I guess the troubleshooting step would be to get on the Node (that is, something within the cluster which is not a Pod -- you could do it with a separate VM within the same subnet as your Node, too, if you wish) and then curl to port 31452 of the Node upon which the nginx-ingress-controller Pod is running.
kubectl get nodes will list all available Nodes, and
kubectl get -o json pod nginx-ingress-controller-deployment-4106313651-v7p03 | jq -r '.items[0].status.hostIP' should produce the specific VM's IP address, if you don't already know it. Err, I just realized from your prompt you likely don't have jq -- but I don't know PowerShell well enough to know its JSON-querying syntax.
Then, from any Node: curl -v http://${that_host_IP_value}:31452 and see what materializes. It may be something, or it may be the same "wha?!" that the LoadBalancer is giving you.
As for the Ingress resource specifically, again default-http-backend is not supposed to have an Ingress resource -- I don't know if it hurts anything because I've never tried it, but I'd also bet $1 it is not helping your situation, either.

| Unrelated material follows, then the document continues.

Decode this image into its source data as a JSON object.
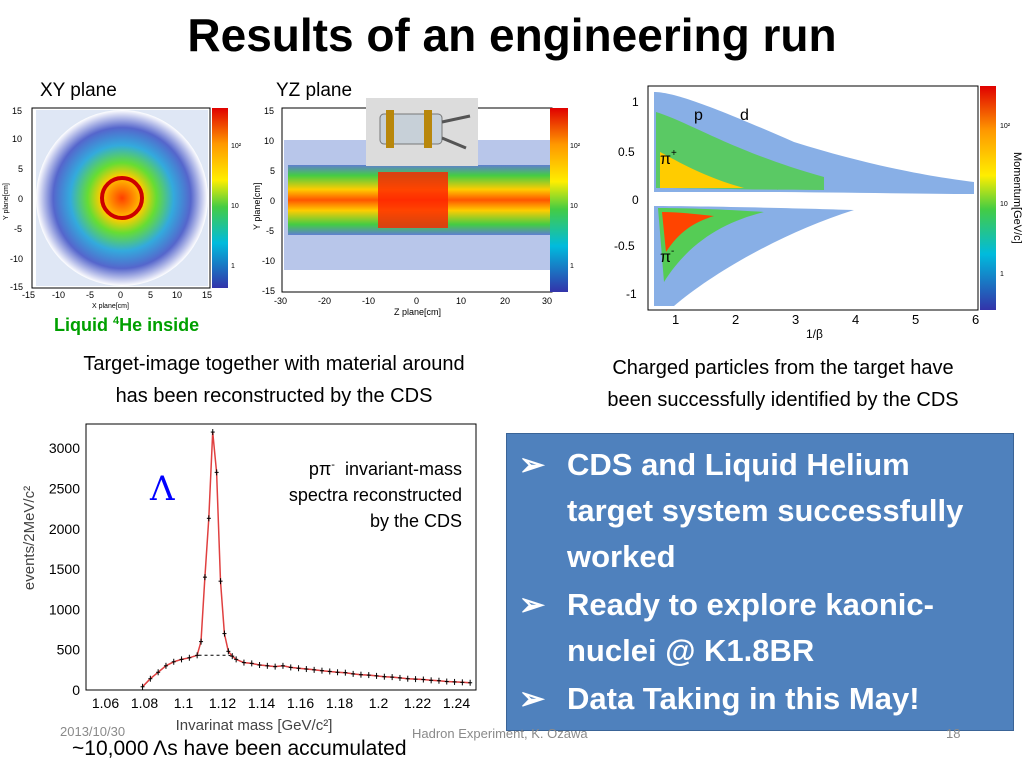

Since you already have a known working Service with default:webcms, I would recommend creating an Ingress resource in the default namespace with pretty much exactly what your current Ingress resource is, but pointed at webcms instead of default-http-backend. That way your Ingress controller will actually have something to target which isn't the default backend.
If you haven't already seen it, adding --v=2 will cause the Pod to emit the actual diff of its nginx config change, which can be unbelievably helpful in tracking down config misunderstandings
I'm so sorry that you're having to do battle with Azure, Ingress controllers, and rough-around-the-edges documentation for your first contact with Kubernetes. It really is amazing when you get all the things set up correctly, but it is a pretty complex piece of machinery, for sure.